France

Dreyfus a-t-il été condamné pour des «accointances homosexuelles»?

Laure Beaulieu, mis à jour le 22.10.2012 à 12 h 03

Dreyfus au procès de Rennes via Wikimedia commons

Dreyfus au procès de Rennes via Wikimedia commons

L'affaire Dreyfus ne s'arrêtera donc jamais. Selon un nouvel ouvrage, la condamnation du Capitaine Dreyfus à la fin du XIXe siècle serait liée à ses supposées «accointances homosexuelles».

Dans leur ouvrage, Le dossier secret de l'affaire Dreyfus, trois chercheurs, Pierre Gervais, Pauline Peretz et Pierre Stutin, s'intéressent au dossier secret qui aurait été soumis aux juges au début de l'affaire et qui aurait contenu la correspondance de deux attachés militaires à Paris, l'Allemand Schartzkoppen et l'Italien Panizzardi qui entretenaient une relation amoureuse.

«Liaison charnelle et passionnée, comme en témoignent certains passages de leur correspondance, dérobée par les services français: "Mon beau bourreur. J'ai bien joui et je vous fais la restitution de trois pièces"», rapporte l'Express.

L'Express explique ensuite, citant l'ouvrage, pourquoi cela aurait pu être préjudiciable pour le Capitaine Dreyfus.

«Ses prétendues accointances avec un réseau d'espions "cosmopolites" aux moeurs "contre-nature" auraient fortement joué en sa défaveur. La haine et la peur des homosexuels étaient en effet répandues à l'état-major. Les pièces secrètes communiquées aux juges militaires seraient ainsi "structurées autour d'un discours idéologique mêlant xénophobie, homophobie, antisémitisme et paranoïa sécuritaire".»

Le Monde publie (en édition abonnés) les bonnes feuilles de l'ouvrage et notamment un passage qui explique pourquoi, selon les auteurs, cet aspect de l'affaire a été gardé secret.

«Ce fut d'abord une question de décence. Comme le rappela l'enquêteur Cuignet en 1904, "il y a des choses qu'on ne peut pas étaler". Les militaires avaient aussi leurs propres raisons d'être discrets: révéler publiquement la présence des pièces homosexuelles aurait compromis le système d'espionnage qu'ils avaient réussi à mettre en place dans les ambassades.
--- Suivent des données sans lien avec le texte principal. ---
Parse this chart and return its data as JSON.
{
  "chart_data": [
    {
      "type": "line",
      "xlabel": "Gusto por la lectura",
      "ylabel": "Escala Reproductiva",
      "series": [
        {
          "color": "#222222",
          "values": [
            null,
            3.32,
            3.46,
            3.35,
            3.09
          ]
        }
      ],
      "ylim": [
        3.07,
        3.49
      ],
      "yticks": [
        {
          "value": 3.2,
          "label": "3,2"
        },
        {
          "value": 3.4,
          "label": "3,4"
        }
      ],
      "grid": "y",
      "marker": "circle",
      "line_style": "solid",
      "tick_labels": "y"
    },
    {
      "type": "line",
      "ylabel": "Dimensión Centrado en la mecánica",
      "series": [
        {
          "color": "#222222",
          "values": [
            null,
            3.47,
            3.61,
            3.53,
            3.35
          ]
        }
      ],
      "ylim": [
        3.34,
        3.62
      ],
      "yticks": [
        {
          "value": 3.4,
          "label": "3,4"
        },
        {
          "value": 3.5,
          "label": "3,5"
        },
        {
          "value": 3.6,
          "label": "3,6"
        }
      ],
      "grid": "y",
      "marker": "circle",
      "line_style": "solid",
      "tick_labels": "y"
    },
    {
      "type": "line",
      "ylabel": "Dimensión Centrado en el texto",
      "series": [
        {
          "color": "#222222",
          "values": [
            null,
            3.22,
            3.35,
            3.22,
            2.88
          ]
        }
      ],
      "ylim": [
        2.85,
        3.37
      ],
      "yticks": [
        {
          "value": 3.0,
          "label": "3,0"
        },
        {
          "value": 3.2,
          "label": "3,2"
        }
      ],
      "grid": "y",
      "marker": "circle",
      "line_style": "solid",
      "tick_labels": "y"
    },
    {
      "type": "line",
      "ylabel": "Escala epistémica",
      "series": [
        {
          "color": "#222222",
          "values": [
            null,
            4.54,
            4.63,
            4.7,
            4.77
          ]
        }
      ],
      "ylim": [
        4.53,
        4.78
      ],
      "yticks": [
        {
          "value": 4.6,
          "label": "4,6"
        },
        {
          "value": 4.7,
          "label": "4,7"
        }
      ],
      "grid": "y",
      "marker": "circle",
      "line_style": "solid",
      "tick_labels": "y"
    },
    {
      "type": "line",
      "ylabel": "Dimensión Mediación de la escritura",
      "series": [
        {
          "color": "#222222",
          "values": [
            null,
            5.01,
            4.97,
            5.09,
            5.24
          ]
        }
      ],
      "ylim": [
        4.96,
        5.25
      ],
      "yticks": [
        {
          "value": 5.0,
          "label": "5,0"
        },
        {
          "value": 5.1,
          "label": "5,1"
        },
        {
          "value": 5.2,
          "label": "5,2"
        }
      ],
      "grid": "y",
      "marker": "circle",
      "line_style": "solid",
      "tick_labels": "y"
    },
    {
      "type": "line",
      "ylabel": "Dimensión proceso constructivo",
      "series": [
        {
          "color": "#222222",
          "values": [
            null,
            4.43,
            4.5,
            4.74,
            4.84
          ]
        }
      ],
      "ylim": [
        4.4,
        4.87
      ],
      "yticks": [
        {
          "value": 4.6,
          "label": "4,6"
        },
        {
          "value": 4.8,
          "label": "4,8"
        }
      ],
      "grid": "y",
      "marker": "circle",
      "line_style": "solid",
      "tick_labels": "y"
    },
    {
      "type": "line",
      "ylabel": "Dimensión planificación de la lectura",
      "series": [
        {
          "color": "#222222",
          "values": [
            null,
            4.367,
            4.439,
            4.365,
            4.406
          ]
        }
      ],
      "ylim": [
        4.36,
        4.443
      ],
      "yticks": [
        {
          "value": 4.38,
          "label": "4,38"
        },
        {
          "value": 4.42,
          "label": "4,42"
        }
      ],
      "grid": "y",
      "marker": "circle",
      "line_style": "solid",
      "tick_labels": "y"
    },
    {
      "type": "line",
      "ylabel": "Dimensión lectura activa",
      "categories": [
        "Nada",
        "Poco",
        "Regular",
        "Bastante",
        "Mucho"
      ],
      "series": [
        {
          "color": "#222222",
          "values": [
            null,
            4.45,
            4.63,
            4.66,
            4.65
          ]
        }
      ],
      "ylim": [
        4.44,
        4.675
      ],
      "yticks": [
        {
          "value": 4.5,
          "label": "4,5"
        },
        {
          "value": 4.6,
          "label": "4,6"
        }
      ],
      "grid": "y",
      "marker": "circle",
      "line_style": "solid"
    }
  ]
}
Mais ce sont sans doute surtout des raisons diplomatiques qui firent du secret un impératif absolu, même pour les partisans de Dreyfus. (...) La mise en cause publique de l'honneur de deux officiers pouvait avoir de graves conséquences pour les relations entre l'Allemagne et la France.»

Que pensent les spécialistes de l'affaire Dreyfus de cette nouvelle interprétation? L'Express rapporte l'avis de deux d'entre eux:

«Selon Vincent Duclert et Philippe Oriol, deux spécialistes de l'Affaire, qui réagissent dans la dernière livraison du magazine L'Histoire (...), les auteurs se contentent d'approximations et opèrent une lecture fantaisiste des archives. Car il est impossible de reconstituer le dossier secret original, transmis à huis clos aux juges du conseil de guerre en 1894. A chaque rebondissement de l'Affaire, en effet, ce montage documentaire connaîtra des ajouts successifs et circulera entre différents services, jusqu'à accoucher d'un "monstre" composé de faux et de pièces détournées.»

Pour Pierre Assouline en revanche, qui consacre un post sur son blog à l'ouvrage, cette hypothèse éclaire l'Affaire:

«A l’issue de leur enquête, convaincante tant elle est rigoureuse, les chercheurs estiment qu’en ajoutant du scandale au scandale, les comploteurs étaient certains d’obtenir la condamnation de Dreyfus (...) La tactique de ces antidreyfusards s’éclaire ainsi d’un nouveau jour lorsqu’on voit comment ils sont parvenus à nouer habilement deux phénomènes de marginalisation: antisémitisme et homophobie (bien que le concept soit, en l’occurrence, anachronique), Dreyfus étant un juif hétérosexuel et ses supposés complices des homosexuels non-juifs.»